Introduction: Central Vacuum Retrofit
Photos and tips for installing a central vacuum system in an existing house.
After several months of research, I installed a central vacuum system in my house during many nights and weekends from December 2004 through January 2005. It was a big project, but well worth the effort. This instructable is intended to give an idea of the scope of the project.
Other instructables: Toastyboy contributed this excellent instructable on the same subject. https://www.instructables.com/id/DIY-Central-Vacuum/ Study and learn.
Step 1: Research
Why a central vac?
- Better cleaning; the exhaust air goes outdoors.
- Quiet: the noisiest part is not in your living space.
- Skills: Installing a central vac requires expert carpentry, plumbing, and electrical skills. You are part of an elite group.
- Retrofit: It is a major project to install in an existing house. Only the best can do it.
- They come with a LONG hose: it is a pain to drag through the house. Ensure that the person who will use the system most often is willing to use it.
- Cost: It is pricey.
- Permanence: It is part of the house. If you move, you lose it.
In the US, I found that central vacuum supplies are sold in two packages:
- The canister, long hose, power beater head, and an assortment of attachments (big brush, little brush, crevice device, etc), and
- The plastic piping, inlets, and fittings.
Recommend you shop around both online and at your local vacuum shop. My favorite canister, hose, etc, was only available online, and I got a fair deal on the plumbing supplies from my local shop.
Conceptually, the system is simple. Plastic piping in your walls carries debris from a long flexible hose to a big canister. The hard part of a retrofit is figuring out where to install the piping in your house. You must find relatively straight and unobstructed runs from the inlets to the canister. You must not cut structural timbers. You may have to move water pipes and existing electrical wires. And then you must match the length of your piping system and inlets against the capability of the power canister you choose. And you must pick a place for the power canister, far enough away to be quiet, close enough to maintain good suction, and reasonably accessible to empty the debris bucket. And you must do the electrical wiring safely, and to meet the local codes. Not simple. Recommend you read literature and design aids from all the manufacturers. You'll get the idea.
Step 2: Power Canister
Here are some photos of my power canister. I installed it in the crawlspace under the house.

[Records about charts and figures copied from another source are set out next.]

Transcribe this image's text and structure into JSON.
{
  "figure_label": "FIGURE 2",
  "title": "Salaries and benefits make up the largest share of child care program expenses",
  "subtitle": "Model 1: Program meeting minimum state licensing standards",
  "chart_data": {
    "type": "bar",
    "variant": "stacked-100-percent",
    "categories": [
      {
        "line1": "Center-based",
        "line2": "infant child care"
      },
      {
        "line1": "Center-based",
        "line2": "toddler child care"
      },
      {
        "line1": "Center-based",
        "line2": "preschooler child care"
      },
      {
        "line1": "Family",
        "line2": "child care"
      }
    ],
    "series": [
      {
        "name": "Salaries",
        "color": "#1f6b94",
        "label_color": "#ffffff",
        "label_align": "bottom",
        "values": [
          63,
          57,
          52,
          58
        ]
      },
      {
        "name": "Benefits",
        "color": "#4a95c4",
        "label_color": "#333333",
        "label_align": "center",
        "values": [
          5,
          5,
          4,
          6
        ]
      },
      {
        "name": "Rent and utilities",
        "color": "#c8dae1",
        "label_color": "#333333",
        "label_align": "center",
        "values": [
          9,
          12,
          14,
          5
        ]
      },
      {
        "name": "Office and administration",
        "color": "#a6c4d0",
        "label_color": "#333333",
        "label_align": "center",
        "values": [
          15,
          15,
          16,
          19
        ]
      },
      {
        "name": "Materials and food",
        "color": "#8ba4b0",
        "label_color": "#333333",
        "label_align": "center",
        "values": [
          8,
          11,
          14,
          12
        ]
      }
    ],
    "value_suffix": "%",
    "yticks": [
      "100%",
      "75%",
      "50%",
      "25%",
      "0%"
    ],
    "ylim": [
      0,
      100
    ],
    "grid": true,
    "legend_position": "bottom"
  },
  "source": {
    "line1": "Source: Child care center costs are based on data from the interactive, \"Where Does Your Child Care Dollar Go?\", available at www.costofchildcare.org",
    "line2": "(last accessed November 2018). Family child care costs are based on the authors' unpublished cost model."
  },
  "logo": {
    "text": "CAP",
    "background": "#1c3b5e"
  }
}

Step 3: First Inlet Receptacle
First figure out where to run the trunk line plastic pipe and where you want the inlet receptacles. Be sure to place enough inlets so the flexible hose can reach everywhere in the house.
The photos tell the story...
Step 4: Next Inlet Receptacle
I opened the walls in a closet, installed the next inlet receptacle, and snaked the main pipe trunk line up to the second floor.
The surgery continues...
Step 5: Electric Connections
Oh, by the way, you must know how to do electric wiring safely, and according to your local codes. I am not explaining it here. If you don't know, then don't attempt the project.
Step 6: Inlet on 2nd Floor
Had enough yet?...
Step 7: Last Inlet Receptacle
Finally, up into the attic.
One little tip... I installed "tees to nowhere" as cleanouts at strategic places throughout the system. I capped them off with silicone caulk, rather than pipe cement. If ever something gets really clogged in the pipe in the future, this should ease the snaking operation.
Step 8: Exhaust to the Outdoors
I cut a hole in the house wall, installed a dryer vent, and piped it to the canister in the crawlspace. This was my idea. It is non-traditional. Copy it at your own risk.
Step 9: Finished
The maiden voyage.
The system has worked great for 3.5 years now. It is well used and abused, and it keeps on ticking.
Good luck planning and installing your own system.